Federico Valverde’s game-saving red card in the Spanish Supercup final was a perfectly polarizing moment of the game’s dark arts.
With the score locked at 0-0 in the second half of extra time in the Spanish Supercup, Atletico Madrid successfully defended a free-kick for which Real Madrid had sent all but one of their outfield players ahead of the ball.
Raphael Varane almost got something on a rebound which found its way to the far post, but Atletico managed to clear, then clear, then clear, then they were through on goal.
Alvaro Morata was in with only the goalkeeper to beat but in one last desperate act, Federico Valverde opened up a philosophical debate.
In clearing out Morata, first with his left foot and then with his right foot for good measure — all of this nowhere near the ball and with no intention of taking it — Valverde gave the referee no choice but to send him off and a melee ensued.
He sparked some kind of soccer equivalent of the Rorschach test, as everyone will have a view on such an isolated event which is then part of a bigger picture.
Though he was on the wrong end of the result of this ‘tackle’, and indeed the result, as Real Madrid went on to win on penalties, everyone knew on which side of the fence Diego Simeone would fall, but would he be upfront about it?
As Valverde walked from the pitch he received support from his own manager Zinedine Zidane, but also a knowing tap on the back of the head from Simeone in recognition of this potential game-saving act.
“I think the award for the best player makes perfect sense because Valverde won the game with that action,” said the Atleti boss.
“It was the most important play of the game. If play continued, it would possibly have been a goal.
“I said to him ‘don’t worry, anyone would’ve done the same in your place’. He did what he had to do. We will see how many days [suspension] they give him.”
Another just-as-predictable supporter of this type of act was Real Madrid center-back Sergio Ramos, whose only gripe might have been the fact he wasn’t able to play the part of the villain himself.
“I think any player in our squad would have done it in that situation,” said the Real captain. “It was a key move that had to be stopped.”
What was the right thing to do? It was a selfish act for his team, but an unselfish one for Valverde personally in that he sacrificed any further participation in the game.
Wrong in the laws of the game, right in the pursuit of a desirable end result. Both evil and good.
This act, despite it’s uncouth, slightly dangerous and cynical nature, seems to have been roundly praised, even beyond the usual purveyors of this type of play.
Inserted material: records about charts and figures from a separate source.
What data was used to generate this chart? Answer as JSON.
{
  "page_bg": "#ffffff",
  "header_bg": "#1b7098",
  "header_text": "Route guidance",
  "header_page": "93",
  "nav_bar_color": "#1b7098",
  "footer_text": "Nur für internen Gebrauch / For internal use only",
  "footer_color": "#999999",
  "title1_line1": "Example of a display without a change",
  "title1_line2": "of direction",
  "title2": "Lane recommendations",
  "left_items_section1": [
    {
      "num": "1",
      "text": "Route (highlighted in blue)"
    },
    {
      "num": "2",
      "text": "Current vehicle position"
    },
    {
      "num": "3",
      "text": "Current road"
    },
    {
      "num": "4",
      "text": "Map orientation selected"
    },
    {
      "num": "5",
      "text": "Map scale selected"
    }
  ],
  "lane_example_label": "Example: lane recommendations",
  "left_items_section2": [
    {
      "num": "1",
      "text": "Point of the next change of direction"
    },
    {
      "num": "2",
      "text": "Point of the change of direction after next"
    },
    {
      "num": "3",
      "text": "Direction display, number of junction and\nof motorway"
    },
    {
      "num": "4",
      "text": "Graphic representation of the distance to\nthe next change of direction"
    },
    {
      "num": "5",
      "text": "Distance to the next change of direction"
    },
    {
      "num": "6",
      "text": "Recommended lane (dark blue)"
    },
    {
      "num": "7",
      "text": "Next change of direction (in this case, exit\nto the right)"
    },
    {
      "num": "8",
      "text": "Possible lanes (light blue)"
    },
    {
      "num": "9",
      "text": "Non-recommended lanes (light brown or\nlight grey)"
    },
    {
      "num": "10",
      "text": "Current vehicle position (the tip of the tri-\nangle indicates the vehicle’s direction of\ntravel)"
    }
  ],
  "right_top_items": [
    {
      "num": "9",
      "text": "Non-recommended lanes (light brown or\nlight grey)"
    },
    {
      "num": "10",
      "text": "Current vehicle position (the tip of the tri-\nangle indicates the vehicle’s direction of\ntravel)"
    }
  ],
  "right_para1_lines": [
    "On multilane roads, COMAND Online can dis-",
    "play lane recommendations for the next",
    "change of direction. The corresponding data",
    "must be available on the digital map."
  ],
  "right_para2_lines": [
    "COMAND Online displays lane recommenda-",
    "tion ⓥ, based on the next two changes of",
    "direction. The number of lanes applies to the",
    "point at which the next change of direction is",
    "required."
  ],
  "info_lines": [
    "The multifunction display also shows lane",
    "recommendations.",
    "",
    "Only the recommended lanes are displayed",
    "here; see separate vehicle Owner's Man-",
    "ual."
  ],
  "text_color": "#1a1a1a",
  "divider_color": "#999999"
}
But many similar acts have been criticized across the board, the most prominent of which might be Luis Suarez’s hand-ball on the line in the quarterfinal of the 2010 World Cup, which prevented Ghana reaching the semi-finals.
Some call for changes in the laws, but what more can be done? Awarding a goal to the team on the receiving end of these acts could be even more against the spirit of the game than the act itself.
The spirit of the game at a competitive (not just at a professional) level is as all about working within the laws to win a game of association football.
If scything down an opposition player in full flight or handling the ball on the line needs to be done, then a player accepts the consequences, as does the team on the receiving end.